Denise Fraga quebra o silêncio e nos faz enxergar com os olhos do outro em seu atual espetáculo
por
Maria Clara Magalhães
|
23/10/2023 - 12h

Em um domingo de setembro (17), a atriz Denise Fraga estrelou em mais uma noite o espetáculo “Eu de você”, idealizado e pensado inteiramente por ela, ao lado do diretor Luiz Villaça e do produtor José Maria. Nove anos do programa “Retrato Falado” não bastaram para que a artista contasse histórias reais ao espectador e, no Teatro na Pontifícia Universidade Católica de São Paulo (TUCA), Denise trouxe mais narrativas genuínas para mostrar que não há melhor espelho do que o outro. 

Um cenário inteiramente branco, uma cadeira de madeira e roupas acinzentadas foram os apetrechos necessários para que a obra embarcasse em várias esferas. Apesar de ser um monólogo, a quarta parede foi quebrada e a peça não se limitou ao palco.
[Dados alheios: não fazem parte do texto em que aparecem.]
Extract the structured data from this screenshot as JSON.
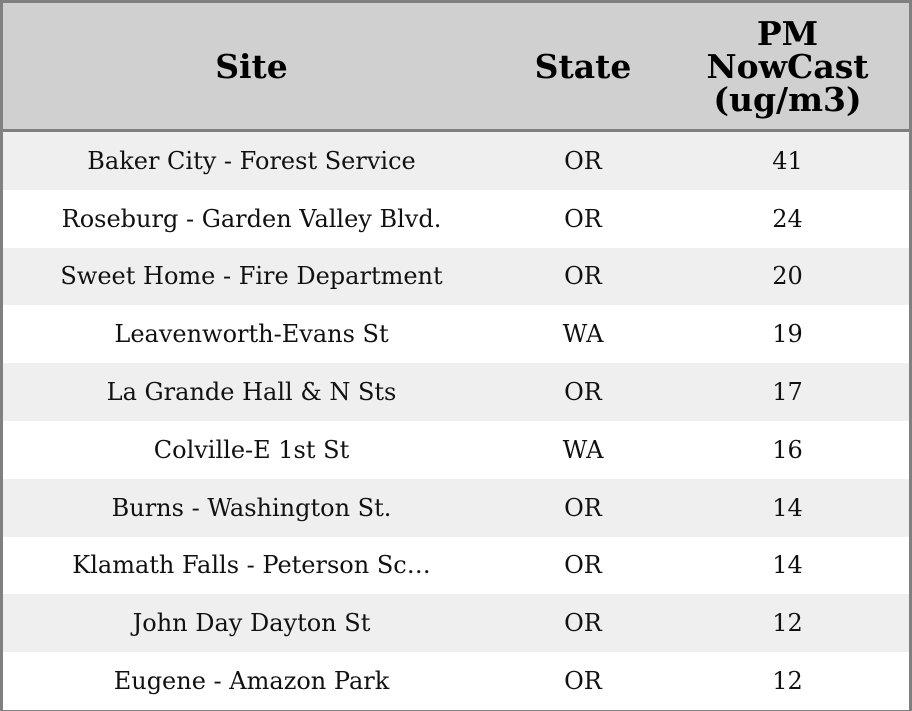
{
  "chart_data": {
    "type": "table",
    "columns": [
      "Site",
      "State",
      "PM\nNowCast\n(ug/m3)"
    ],
    "header_lines": [
      [
        "Site"
      ],
      [
        "State"
      ],
      [
        "PM",
        "NowCast",
        "(ug/m3)"
      ]
    ],
    "rows": [
      [
        "Baker City - Forest Service",
        "OR",
        "41"
      ],
      [
        "Roseburg - Garden Valley Blvd.",
        "OR",
        "24"
      ],
      [
        "Sweet Home - Fire Department",
        "OR",
        "20"
      ],
      [
        "Leavenworth-Evans St",
        "WA",
        "19"
      ],
      [
        "La Grande Hall & N Sts",
        "OR",
        "17"
      ],
      [
        "Colville-E 1st St",
        "WA",
        "16"
      ],
      [
        "Burns - Washington St.",
        "OR",
        "14"
      ],
      [
        "Klamath Falls - Peterson Sc…",
        "OR",
        "14"
      ],
      [
        "John Day Dayton St",
        "OR",
        "12"
      ],
      [
        "Eugene - Amazon Park",
        "OR",
        "12"
      ]
    ],
    "colors": {
      "header_bg": "#d0d0d0",
      "stripe_bg": "#efefef",
      "border": "#808080"
    }
  }
}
Mais a fundo, o jogo de iluminação de Wagner Antônio foi um personagem essencial para explicitar a multiplicidade de experiências, espaços e sentimentos que cada corpo experimenta, aflorando assim, o sensorial do público. 

Denise Fraga vestida de cinza sentada em uma cadeira no palco
Denise Fraga encenando. Foto:Divulgação/Thiago Beck

Contando com mais elementos, a peça explorou o universo da música. Denise, ao lado de três musicistas, Ana Rodrigues, Clara Bastos e Priscila Brigante, trouxe mais vida ao espetáculo com clássicas canções: passando de Dostoievski, Fernando Pessoa, Chico Buarque, Elvis Presley até Zezé di Camargo. Apesar do musical vasculhar tantas faces interativas, ao se despedir do público, a atriz proferiu ainda no palco “o silêncio é um espaço não vazio livre de palavras”, revelando assim, ainda mais, os momentos reflexivos propositais, pensados pelo espetáculo. 

É preciso ser Eu de você. Se vive e se entende a vida a diante das experiências pessoais, que são diferentes a partir de cada indivíduo. Com isso, o que seria de cada pessoa se houvesse a tentativa de ver mais o outro, de enxergar mais através do olhar do outro? No espetáculo, Denise traz essa sensibilidade ao encenar diversas histórias reais, de pessoas que escolheram contá-las. Entrevistas, cartas e depoimentos de sujeitos espalhados pelo país originaram o solo, e é encantadora a forma que a atriz vive as vozes, os gestos e os jeitos de cada “personagem”. 

Desde a personagem Tânia, a qual representa a vida urbana volátil, o Júlio, que frequenta karaokês e se apaixona por um assaltante, ou Clarice, que encontra um pedido de perdão no entardecer de um parque, Denise com seu dom artístico faz o público se sentir próximo ao ato, mesmo que não se identifique tanto com essa pessoa. Por um momento, todos se reúnem em um só suspiro, representados pelos problemas daqueles depoimentos, mesmo que nunca tenham passado por algo semelhante. Mas acontece que, no espaço não vazio, livre de palavras, o pensamento percorre o eco em busca de uma só coisa: a resolução das questões que a vida propõe.